Napier Brown fires latest salvo in bitter row with ABF

Associated British Foods (ABF) faces fines for anti-competitive practices if a competition authority probe just launched finds it guilty in the latest round of a longstanding feud with Napier Brown.

The investigation was launched after Napier Brown, a Real Good Food Company (RGFC) subsidiary, complained to the Office of Fair Trading (OFT) about ABF subsidiary British Sugar abusing its dominant position in the sugar market.

Napier Brown’s complaint that British Sugar was charging it prices for sugar that are significantly higher than market levels has now been referred to the Competition and Markets Authority (CMA). The CMA is the OFT’s successor and begins operating on April 1 this year.

“Given the progress elsewhere within the group, which we have outlined in our previous updates, it is very disappointing that we find ourselves in the position where a major supplier is, in our view, abusing its dominant market position in the supply of sugar to us," said RGFC executive chairman Pieter Totté in the firm's third quarter trading update.

“If British Sugar is allowed to impose a price on Napier Brown, its largest customer and the UK’s largest reseller of sugar, without any reference to market pricing, the consequent impact on UK customers and consumers would be significant.”

Millions of pounds

If the complaint is successful, the penalty could amount to a fine costing millions of pounds. Pfeifer & Langen GmbH & Co, Suedzucker and Nordzucker were fined a total of €280M (£230.6M), following a previous European investigation of EU sugar companies.

Napier Brown claims to be Europe’s largest non-refining sugar distributor and says it has a 15–20% share of UK sugar supply. There are only two sugar producers active in the UK market: UK beet sugar supplier British Sugar and Tate & Lyle, which refines imported raw cane sugar.

RGFC said earlier this month (February 2014) that, after repeated threats, British Sugar temporarily withdrew supply of sugar to Napier Brown. That was despite the latter’s claims that it continued to pay over 95% of the imposed price while it sought to resolve the dispute.

“Given that British Sugar has a monopoly in the supply of UK beet sugar, Napier Brown had no alternative but to pay the imposed price under duress in order to maintain supply to its customers,” RGFC stated.

“Napier Brown believes, and has evidence to the effect, that this price is anti-competitive thereby preventing Napier Brown effectively competing commercially.

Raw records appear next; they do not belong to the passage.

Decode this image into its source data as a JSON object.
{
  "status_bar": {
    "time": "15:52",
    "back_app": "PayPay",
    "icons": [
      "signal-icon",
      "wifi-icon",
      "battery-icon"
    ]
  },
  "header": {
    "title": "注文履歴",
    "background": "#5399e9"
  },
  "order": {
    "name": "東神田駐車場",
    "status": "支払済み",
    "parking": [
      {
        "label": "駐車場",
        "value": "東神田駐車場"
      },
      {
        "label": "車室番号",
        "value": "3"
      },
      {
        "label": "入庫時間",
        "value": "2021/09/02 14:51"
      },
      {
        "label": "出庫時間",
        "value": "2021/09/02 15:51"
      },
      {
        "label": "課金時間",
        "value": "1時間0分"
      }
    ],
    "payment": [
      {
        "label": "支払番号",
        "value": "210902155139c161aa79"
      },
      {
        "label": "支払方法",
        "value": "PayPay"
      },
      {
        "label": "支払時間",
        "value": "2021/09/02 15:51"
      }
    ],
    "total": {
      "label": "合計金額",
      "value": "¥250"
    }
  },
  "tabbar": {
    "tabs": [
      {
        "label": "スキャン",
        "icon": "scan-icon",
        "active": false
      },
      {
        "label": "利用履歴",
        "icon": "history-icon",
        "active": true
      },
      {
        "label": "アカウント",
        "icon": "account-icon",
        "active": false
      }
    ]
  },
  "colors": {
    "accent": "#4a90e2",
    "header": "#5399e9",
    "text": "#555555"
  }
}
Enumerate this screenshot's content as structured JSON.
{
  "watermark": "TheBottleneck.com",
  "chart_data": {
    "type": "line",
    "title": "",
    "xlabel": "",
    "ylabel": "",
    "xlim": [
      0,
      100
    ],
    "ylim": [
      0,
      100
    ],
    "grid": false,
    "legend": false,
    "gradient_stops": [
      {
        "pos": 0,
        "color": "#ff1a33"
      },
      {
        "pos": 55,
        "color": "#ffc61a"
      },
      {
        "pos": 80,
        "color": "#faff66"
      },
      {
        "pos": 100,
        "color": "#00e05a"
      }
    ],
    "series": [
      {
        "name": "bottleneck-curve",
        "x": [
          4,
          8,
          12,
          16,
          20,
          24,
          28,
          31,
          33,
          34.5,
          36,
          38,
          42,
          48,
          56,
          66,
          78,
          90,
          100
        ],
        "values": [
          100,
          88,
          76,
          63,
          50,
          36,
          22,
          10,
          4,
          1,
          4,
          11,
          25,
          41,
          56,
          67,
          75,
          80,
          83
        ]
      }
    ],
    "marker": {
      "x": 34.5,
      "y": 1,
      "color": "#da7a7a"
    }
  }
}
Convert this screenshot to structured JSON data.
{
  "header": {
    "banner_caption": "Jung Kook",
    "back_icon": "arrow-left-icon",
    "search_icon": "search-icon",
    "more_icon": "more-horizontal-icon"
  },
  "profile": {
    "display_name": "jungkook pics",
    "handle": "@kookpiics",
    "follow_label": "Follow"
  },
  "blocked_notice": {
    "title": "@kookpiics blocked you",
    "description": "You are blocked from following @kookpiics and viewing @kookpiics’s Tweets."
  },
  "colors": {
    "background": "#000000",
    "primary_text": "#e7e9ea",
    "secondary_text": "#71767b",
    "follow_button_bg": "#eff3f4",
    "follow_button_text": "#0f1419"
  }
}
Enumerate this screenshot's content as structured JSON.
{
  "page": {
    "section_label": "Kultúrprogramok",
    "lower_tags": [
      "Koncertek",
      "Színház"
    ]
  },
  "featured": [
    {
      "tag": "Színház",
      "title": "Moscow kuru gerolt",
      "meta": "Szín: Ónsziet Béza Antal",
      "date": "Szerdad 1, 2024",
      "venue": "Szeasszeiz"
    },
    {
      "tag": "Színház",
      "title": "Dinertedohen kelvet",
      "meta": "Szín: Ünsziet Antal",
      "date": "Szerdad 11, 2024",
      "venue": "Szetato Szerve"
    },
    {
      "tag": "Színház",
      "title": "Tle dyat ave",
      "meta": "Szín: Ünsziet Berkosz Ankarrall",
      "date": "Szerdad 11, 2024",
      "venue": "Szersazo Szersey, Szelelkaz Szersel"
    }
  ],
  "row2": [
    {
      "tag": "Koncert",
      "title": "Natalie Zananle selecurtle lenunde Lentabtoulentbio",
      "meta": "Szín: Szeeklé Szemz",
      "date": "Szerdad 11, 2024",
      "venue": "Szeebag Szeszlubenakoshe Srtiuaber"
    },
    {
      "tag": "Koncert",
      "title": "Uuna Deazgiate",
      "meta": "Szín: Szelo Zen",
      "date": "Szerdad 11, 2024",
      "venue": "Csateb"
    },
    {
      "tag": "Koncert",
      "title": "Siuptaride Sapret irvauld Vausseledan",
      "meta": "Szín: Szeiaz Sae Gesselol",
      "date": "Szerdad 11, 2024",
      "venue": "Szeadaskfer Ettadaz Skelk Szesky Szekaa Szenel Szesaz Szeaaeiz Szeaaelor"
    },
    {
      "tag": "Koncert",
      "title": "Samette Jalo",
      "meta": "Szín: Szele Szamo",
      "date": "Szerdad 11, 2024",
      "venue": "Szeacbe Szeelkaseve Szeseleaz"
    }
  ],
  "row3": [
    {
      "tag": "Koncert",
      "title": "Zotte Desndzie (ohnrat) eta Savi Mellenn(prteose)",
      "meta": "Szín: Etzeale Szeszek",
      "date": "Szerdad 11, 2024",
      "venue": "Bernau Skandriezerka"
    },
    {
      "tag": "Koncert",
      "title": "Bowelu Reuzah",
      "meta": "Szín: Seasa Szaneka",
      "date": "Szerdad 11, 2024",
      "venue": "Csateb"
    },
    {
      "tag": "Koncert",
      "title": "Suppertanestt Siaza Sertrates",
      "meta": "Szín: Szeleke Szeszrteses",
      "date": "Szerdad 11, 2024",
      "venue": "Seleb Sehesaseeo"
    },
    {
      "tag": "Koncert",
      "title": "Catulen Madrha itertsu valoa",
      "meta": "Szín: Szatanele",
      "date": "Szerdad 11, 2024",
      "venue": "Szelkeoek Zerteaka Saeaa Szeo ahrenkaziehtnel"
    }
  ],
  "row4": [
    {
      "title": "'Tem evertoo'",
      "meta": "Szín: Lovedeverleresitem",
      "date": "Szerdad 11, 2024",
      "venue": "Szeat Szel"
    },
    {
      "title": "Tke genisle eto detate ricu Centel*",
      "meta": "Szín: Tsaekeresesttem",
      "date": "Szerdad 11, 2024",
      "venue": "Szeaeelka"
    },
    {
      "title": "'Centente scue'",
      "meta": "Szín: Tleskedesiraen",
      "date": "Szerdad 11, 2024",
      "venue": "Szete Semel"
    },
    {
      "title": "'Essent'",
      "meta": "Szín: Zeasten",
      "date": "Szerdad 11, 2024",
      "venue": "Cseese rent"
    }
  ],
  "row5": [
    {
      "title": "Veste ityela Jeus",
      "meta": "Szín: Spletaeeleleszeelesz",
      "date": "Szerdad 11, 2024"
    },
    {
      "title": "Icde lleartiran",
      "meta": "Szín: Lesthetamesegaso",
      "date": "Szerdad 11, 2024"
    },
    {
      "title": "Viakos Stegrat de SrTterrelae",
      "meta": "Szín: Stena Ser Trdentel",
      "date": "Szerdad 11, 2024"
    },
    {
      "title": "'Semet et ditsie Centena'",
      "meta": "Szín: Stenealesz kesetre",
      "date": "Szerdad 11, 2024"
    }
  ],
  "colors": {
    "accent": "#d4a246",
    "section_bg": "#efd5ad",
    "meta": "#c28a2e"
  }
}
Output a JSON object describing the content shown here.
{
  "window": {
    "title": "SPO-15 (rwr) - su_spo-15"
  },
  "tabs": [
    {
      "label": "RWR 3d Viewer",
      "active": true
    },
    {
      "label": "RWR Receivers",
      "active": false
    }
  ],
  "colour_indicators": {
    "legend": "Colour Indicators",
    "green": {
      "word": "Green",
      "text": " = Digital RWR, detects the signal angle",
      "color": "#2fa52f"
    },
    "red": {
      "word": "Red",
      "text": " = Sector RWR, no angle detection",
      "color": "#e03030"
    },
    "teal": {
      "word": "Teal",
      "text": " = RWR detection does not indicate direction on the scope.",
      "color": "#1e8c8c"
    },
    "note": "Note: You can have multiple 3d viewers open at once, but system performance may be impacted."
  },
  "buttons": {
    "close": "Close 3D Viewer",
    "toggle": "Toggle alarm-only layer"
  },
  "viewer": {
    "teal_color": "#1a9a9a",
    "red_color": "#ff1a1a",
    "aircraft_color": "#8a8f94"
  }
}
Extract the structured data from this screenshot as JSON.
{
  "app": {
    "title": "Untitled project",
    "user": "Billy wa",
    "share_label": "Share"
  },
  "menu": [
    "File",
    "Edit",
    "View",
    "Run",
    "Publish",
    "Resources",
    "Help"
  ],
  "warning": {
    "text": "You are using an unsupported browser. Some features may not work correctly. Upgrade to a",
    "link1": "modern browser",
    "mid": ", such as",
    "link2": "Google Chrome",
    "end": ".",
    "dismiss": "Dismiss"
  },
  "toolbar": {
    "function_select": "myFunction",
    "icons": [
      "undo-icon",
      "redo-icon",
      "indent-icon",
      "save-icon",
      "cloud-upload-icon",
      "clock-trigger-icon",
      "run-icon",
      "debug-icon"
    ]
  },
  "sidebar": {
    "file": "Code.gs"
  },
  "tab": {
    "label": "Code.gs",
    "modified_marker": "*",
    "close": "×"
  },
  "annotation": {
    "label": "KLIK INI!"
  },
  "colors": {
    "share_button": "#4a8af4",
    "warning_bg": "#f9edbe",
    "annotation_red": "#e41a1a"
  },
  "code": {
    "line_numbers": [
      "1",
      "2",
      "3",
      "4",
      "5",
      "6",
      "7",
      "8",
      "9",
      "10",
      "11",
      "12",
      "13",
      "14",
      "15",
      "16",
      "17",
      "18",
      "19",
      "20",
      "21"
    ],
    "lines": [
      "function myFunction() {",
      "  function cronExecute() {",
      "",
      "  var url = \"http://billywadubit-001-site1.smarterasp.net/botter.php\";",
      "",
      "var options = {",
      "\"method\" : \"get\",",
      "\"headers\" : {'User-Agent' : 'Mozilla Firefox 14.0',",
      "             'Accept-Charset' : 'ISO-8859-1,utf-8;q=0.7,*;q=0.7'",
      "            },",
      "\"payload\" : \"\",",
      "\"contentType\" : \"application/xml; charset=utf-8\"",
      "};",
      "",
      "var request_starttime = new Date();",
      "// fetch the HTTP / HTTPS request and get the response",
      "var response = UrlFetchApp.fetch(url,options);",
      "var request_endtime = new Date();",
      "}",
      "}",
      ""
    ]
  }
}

‘Abusing dominant position’

“This approach by British Sugar is, in Napier Brown’s view, in breach of undertakings given by British Sugar to the EU Competition Authorities in 1988 after it had received a fine for abusing its dominant position.”

Napier Brown said it was not currently negotiating with British Sugar and it was therefore unlikely the dispute would be resolved quickly. RGFC warned British Sugar’s actions would have a significant impact on its full-year results for the year to March 31 and the following year.

The two firms have been locked in a decades-old dispute. In 1988, the European Commission (EC) found that British Sugar occupied a dominant position in the market for the industrial supply of bulk, white, granulated sugar.

The EC ruled British Sugar had committed multiple abuses of that dominant position, to the detriment of Napier Brown (Case No IV/30.178 Napier Brown - British Sugar (18 July 1988) (vthe 1988 Decision’) (Official Journal L 284, 19/10/1988 P. 0041 - 0059)).

The EC imposed a fine of €3M (£2.47M). The penalty accounted for British Sugar’s “exemplary” behaviour following the receipt of a statement of objections, its offer of undertakings to remedy its misbehaviour and its introduction of a competition compliance programme.

ABF declined to comment on the commercial dispute.